Investigating the effects of pore types on the pore geometry, topology and electrical resistivity in fractured and vuggy samples using pore-scale models

The interpretation of electrical resistivity for assessing the saturation in rocks with complicated pore structures and various pore types requires the intrinsic parameters quantifying pore structures incorporated in modified resistivity models. Therefore, the objectives are to investigate pore types effect on the pore morphology and electrical resistivity and to determine the key pore morphological parameters for each pore type. The maximal ball method was applied to extract the pore networks of the reconstructed pore-scale models using a process-based method, and the pore morphology was characterized using a pore-network analysis and a random walk simulation. The resistivity was simulated using a finite element method.

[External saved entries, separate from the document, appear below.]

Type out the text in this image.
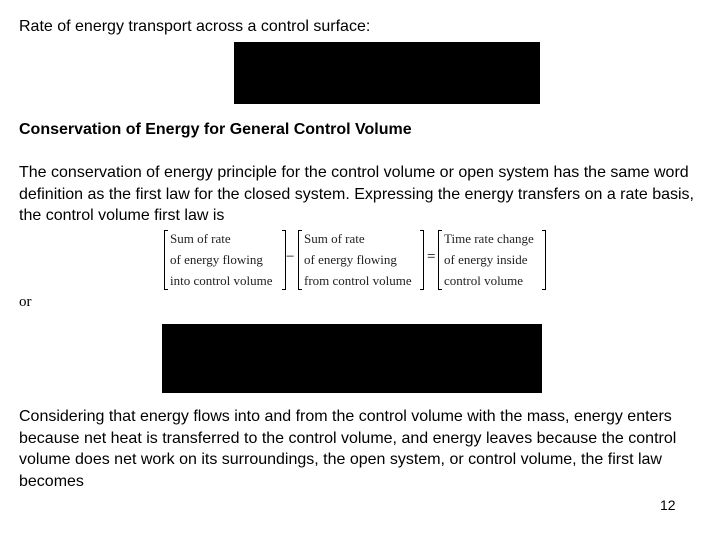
Rate of energy transport across a control surface:
Conservation of Energy for General Control Volume
The conservation of energy principle for the control volume or open system has the same word definition as the first law for the closed system. Expressing the energy transfers on a rate basis, the control volume first law is
Sum of rate
of energy flowing
into control volume
−
Sum of rate
of energy flowing
from control volume
=
Time rate change
of energy inside
control volume
or
Considering that energy flows into and from the control volume with the mass, energy enters because net heat is transferred to the control volume, and energy leaves because the control volume does net work on its surroundings, the open system, or control volume, the first law becomes
12
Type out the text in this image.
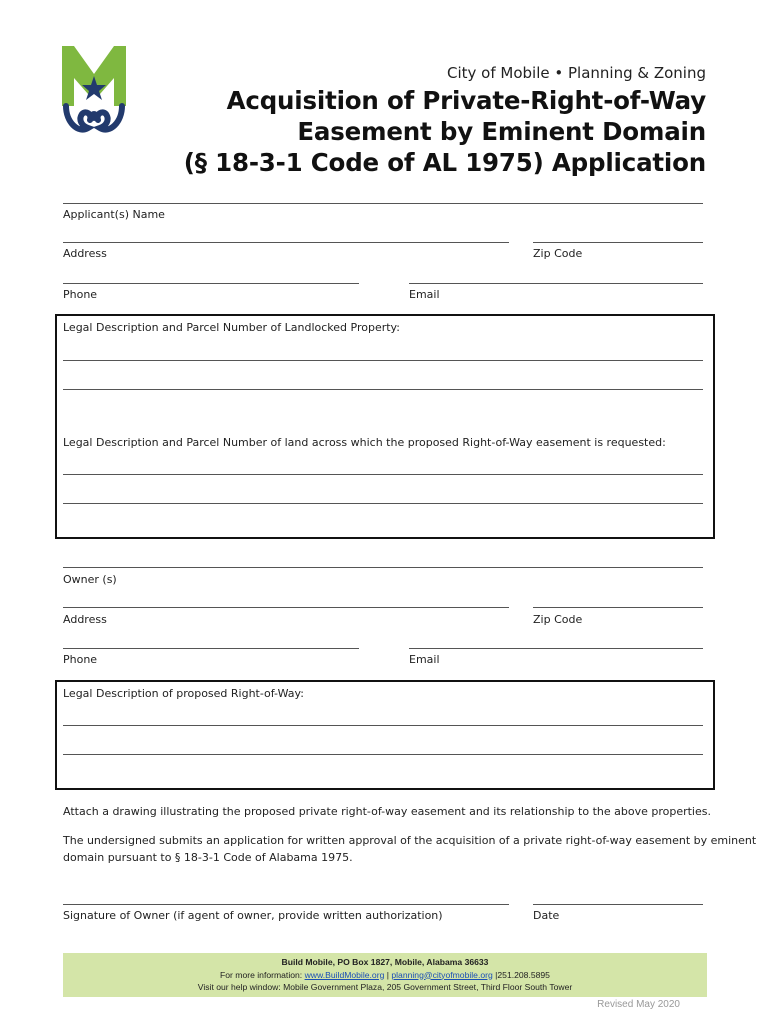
City of Mobile • Planning & Zoning
Acquisition of Private-Right-of-Way
Easement by Eminent Domain
(§ 18-3-1 Code of AL 1975) Application
Applicant(s) Name
Address	Zip Code
Phone	Email
Legal Description and Parcel Number of Landlocked Property:
Legal Description and Parcel Number of land across which the proposed Right-of-Way easement is requested:
Owner (s)
Address	Zip Code
Phone	Email
Legal Description of proposed Right-of-Way:
Attach a drawing illustrating the proposed private right-of-way easement and its relationship to the above properties.
The undersigned submits an application for written approval of the acquisition of a private right-of-way easement by eminent
domain pursuant to § 18-3-1 Code of Alabama 1975.
Signature of Owner (if agent of owner, provide written authorization)	Date
Build Mobile, PO Box 1827, Mobile, Alabama 36633
For more information: www.BuildMobile.org | planning@cityofmobile.org |251.208.5895
Visit our help window: Mobile Government Plaza, 205 Government Street, Third Floor South Tower
Revised May 2020
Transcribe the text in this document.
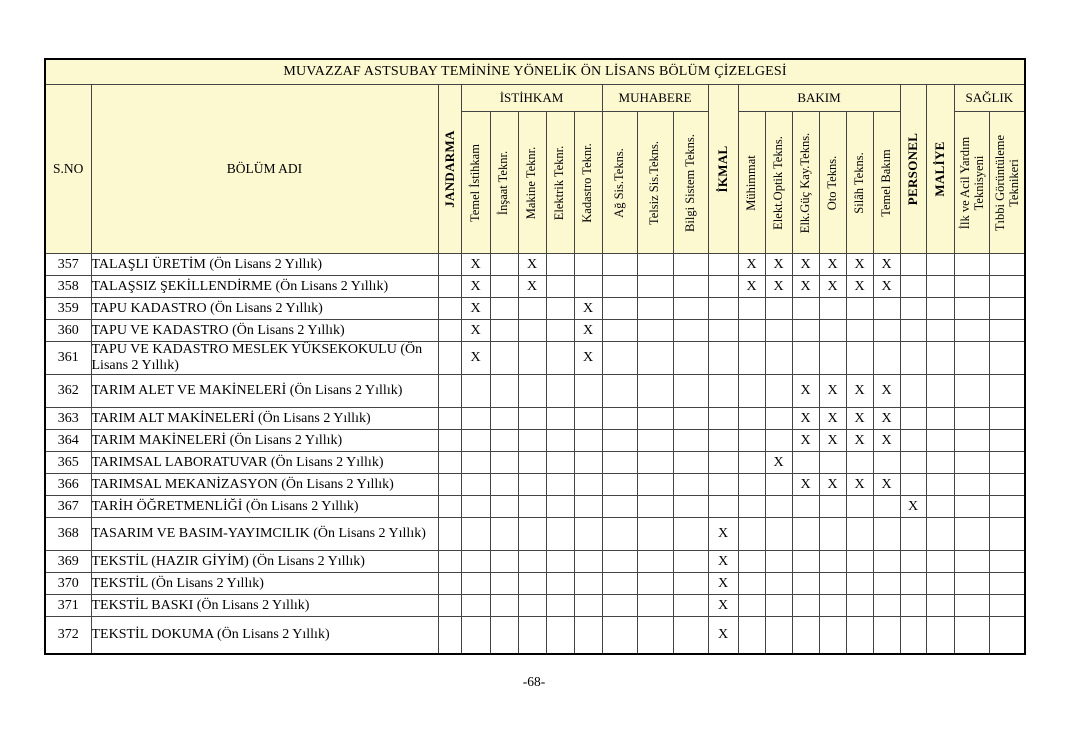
MUVAZZAF ASTSUBAY TEMİNİNE YÖNELİK ÖN LİSANS BÖLÜM ÇİZELGESİ																					
S.NO	BÖLÜM ADI	JANDARMA	İSTİHKAM					MUHABERE			İKMAL	BAKIM						PERSONEL	MALİYE	SAĞLIK	

			Temel İstihkam	İnşaat Teknr.	Makine Teknr.	Elektrik Teknr.	Kadastro Teknr.	Ağ Sis.Tekns.	Telsiz Sis.Tekns.	Bilgi Sistem Tekns.		Mühimmat	Elekt.Optik Tekns.	Elk.Güç Kay.Tekns.	Oto Tekns.	Silâh Tekns.	Temel Bakım			İlk ve Acil Yardım Teknisyeni	Tıbbi Görüntüleme Teknikeri

357	TALAŞLI ÜRETİM (Ön Lisans 2 Yıllık)		X		X							X	X	X	X	X	X				
358	TALAŞSIZ ŞEKİLLENDİRME (Ön Lisans 2 Yıllık)		X		X							X	X	X	X	X	X				
359	TAPU KADASTRO (Ön Lisans 2 Yıllık)		X				X														
360	TAPU VE KADASTRO (Ön Lisans 2 Yıllık)		X				X														
361	TAPU VE KADASTRO MESLEK YÜKSEKOKULU (Ön Lisans 2 Yıllık)		X				X														
362	TARIM ALET VE MAKİNELERİ (Ön Lisans 2 Yıllık)													X	X	X	X				
363	TARIM ALT MAKİNELERİ (Ön Lisans 2 Yıllık)													X	X	X	X				
364	TARIM MAKİNELERİ (Ön Lisans 2 Yıllık)													X	X	X	X				
365	TARIMSAL LABORATUVAR (Ön Lisans 2 Yıllık)												X								
366	TARIMSAL MEKANİZASYON (Ön Lisans 2 Yıllık)													X	X	X	X				
367	TARİH ÖĞRETMENLİĞİ (Ön Lisans 2 Yıllık)																	X			
368	TASARIM VE BASIM-YAYIMCILIK (Ön Lisans 2 Yıllık)										X										
369	TEKSTİL (HAZIR GİYİM) (Ön Lisans 2 Yıllık)										X										
370	TEKSTİL (Ön Lisans 2 Yıllık)										X										
371	TEKSTİL BASKI (Ön Lisans 2 Yıllık)										X										
372	TEKSTİL DOKUMA (Ön Lisans 2 Yıllık)										X										
-68-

The key parameters determined by the Morris screening method for the fractured, isolated and connected vuggy models were the Euler number, the cross-sectional pore-to-throat area ratio (PTAR) and the pore radius, respectively. The qualitative relationships between the Euler number, the PTAR and the porosity exponent for the fractured and vuggy models were determined and validated using three Coquinas carbonates. This investigation will help to elucidate the variations of the porosity exponent and to further derive a new electrical resistivity model that correlates the pore morphology to the resistivity in fractured and vuggy carbonate reservoirs.